Waive the corkage???
We went to a new much touted restaurant on a Tuesday a couple weeks back. We reviewed the menu on line but could not review the wine list so I brought a couple bottles and left them in the car as back up. I found a Pinot I liked and ordered it but, alas, they were out. They brought what they considered an acceptable substitute (a wine that retails for about 1/2 of the one I ordered) and said it would be $65 instead of the $75. I agreed to taste it and it was not remotely to my taste (and nothing close to the Pissoni). I went to the car and got my own.
Was I wrong in being surprised that they hit me for corkage? Just curious.
If their menu lists a corkage fee, then yes, I think you were wrong to be surprised.
It would have been a nice gesture on their part to waive the fee since they were out of your first choice, but I would not consider this an instance where a waiver is required.
The courtship dance involved in corkage waving is, as any other courtship dance, a complicated ritual, full of hidden and/or implied messages.
Most probably you made a faux pas somewhere along the line.
Absent that I'd say yes, corkage should have been waived.
Places that serve wine discourage BYO by having high corkage fees. Afterall, they want to sell a bottle to you as part of your dinner. They should always mention that there is a fee if it's not in print on the menu. I would have refused the substitute wine and went back to the menu for another selection of my liking, not theirs.
It is very rare that a restaurant with even a moderate wine list will not charge a corkage fee if you bring your own. I wouldn't even expect it to be listed on the wine menu, but expect it to be the rule. You should ask in advance if there is a corkage before bringing your own and also ask if the wine you choose to bring is already available on their list.

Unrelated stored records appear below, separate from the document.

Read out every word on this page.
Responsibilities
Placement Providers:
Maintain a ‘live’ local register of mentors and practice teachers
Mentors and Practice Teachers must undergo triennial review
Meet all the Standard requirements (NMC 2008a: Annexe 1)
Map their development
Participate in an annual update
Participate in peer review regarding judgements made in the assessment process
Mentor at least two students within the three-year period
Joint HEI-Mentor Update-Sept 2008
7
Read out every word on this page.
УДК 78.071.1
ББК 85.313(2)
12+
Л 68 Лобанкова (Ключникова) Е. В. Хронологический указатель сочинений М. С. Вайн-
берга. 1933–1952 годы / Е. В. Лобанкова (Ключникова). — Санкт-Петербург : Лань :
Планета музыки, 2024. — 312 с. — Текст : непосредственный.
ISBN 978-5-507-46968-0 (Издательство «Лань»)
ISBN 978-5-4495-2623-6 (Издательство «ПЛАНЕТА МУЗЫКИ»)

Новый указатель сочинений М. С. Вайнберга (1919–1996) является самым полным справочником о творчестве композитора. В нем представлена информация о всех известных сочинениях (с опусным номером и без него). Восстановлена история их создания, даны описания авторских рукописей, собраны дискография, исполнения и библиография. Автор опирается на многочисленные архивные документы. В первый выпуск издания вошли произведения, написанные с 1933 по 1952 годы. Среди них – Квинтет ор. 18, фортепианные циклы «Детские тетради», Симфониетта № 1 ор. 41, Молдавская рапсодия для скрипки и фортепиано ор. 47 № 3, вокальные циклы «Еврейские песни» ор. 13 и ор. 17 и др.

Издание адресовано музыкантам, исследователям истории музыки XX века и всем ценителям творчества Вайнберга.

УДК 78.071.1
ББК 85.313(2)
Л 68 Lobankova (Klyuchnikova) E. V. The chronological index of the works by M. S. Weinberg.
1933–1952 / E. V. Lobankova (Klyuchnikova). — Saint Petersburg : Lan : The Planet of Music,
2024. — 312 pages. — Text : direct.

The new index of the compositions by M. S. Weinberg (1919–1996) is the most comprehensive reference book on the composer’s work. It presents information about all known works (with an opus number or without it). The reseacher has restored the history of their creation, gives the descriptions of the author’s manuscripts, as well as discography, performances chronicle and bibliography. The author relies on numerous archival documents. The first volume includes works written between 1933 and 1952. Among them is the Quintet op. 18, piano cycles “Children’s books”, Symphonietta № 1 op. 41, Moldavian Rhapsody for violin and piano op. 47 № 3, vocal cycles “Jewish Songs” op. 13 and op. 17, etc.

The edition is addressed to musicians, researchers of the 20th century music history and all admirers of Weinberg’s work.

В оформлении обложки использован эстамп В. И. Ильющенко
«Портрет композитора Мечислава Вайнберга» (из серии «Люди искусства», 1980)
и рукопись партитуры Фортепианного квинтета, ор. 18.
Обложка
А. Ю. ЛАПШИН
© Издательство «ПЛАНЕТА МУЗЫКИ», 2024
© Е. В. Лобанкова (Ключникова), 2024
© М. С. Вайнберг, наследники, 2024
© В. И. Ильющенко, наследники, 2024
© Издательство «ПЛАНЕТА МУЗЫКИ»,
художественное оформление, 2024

If a restaurant has their menu on their own web site, they should also have their wine list posted (or a good representation).
Just because they were out of your first choice does not mean you should get a pass on corkage. I would have gone back to their list for a second choice of my own and if there was nothing on the list I liked, I would accept the corkage and then decide if the other attributes of the restaurant merited my return.
As for having the corkage waived, it depends on the bottle you are bringing in. If it is truly a rare wine that the restaurant would not have been able to provide and adds glamour to the restaurant setting, and you offer tastes to the sommelier, server etc, they may consider waiving, but otherwise, I would expect to always pay a corkage fee.